Background and Objectives

Background and Objectives

Background 

Soil protection is a highly emphasized topic in Europe despite the absence of a European Soil Framework Directive. Many soil functions leading to ecosystem services are biotically driven, so that soil protection requires coordinated efforts for the evaluation of soil biota throughout Europe. However, without proper baseline data and reliable tools for soil-state assessment, it is currently difficult, if not impossible, to efficiently address such goals. 
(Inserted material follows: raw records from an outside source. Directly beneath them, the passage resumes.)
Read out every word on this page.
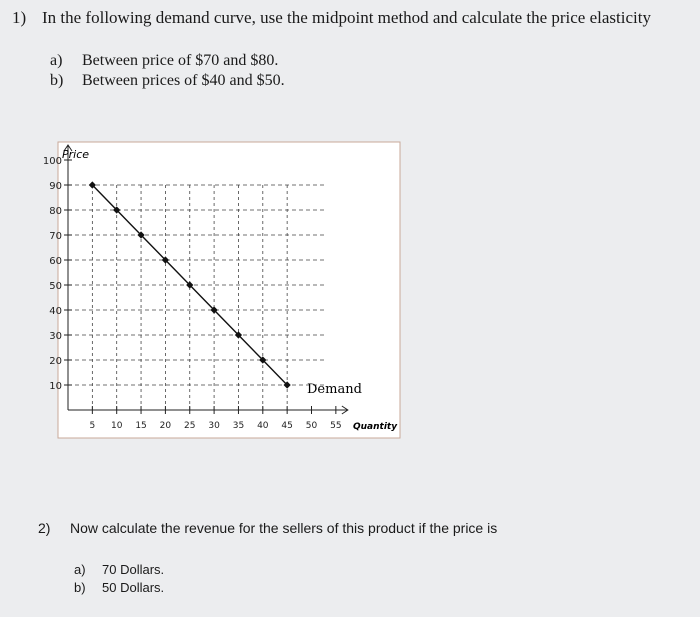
1) In the following demand curve, use the midpoint method and calculate the price elasticity
a) Between price of $70 and $80.
b) Between prices of $40 and $50.
100
90
80
70
60
50
40
30
20
10
5 10 15 20 25 30 35 40 45 50 55
Price
Quantity
Demand
2) Now calculate the revenue for the sellers of this product if the price is
a) 70 Dollars.
b) 50 Dollars.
Procedures for establishing baselines and assessing current states of soil biodiversity must be based on existing data and knowledge, preferably accumulated from national or local databanks. Throughout Europe abundant soil biodiversity information exists, whose common potential has yet to be collated or explored. 

Main Objectives

The main goal of this Action is to create the structures, capacities and procedures necessary for expanding an existing data platform on soil fauna (“Edaphobase“) into an open, publicly available data warehouse for Europe-wide soil biodiversity data as well as for developing tools that use and evaluate this data. The Action focusses on combining available soil biota’s distributional & trait data with indispensable environmental metadata while integrating data on soil microorganisms and soil fauna. The activities follow an information flow from data providers to data users: 

  • Collate, harmonize, quality check and curate existing data according to agreed upon standardized terminologies and ontologies, data quality-control procedures and data-upload protocols.
  • Integrate data on ecological traits for use as proxies for soil biota’s functionalities to gain insight into functional relationships in soils and to predict the state of biotically driven ecosystem services.
  • Based on the applied needs of policy, management and regulatory agencies, adapt specific data-modelling algorithms for developing assessment tools that can recognize and visualize (i.e. on maps) functional biological characteristics of soils related to type, use and management practices.

Use and Impact

The soil biodiversity data infrastructure can be used to operationalize and ensure more efficient and knowledge-based assessment of soil biodiversity, functions, quality and health as well as determine and delineate ecosystem services, baselines, relationships and set the basis for forecasting changes.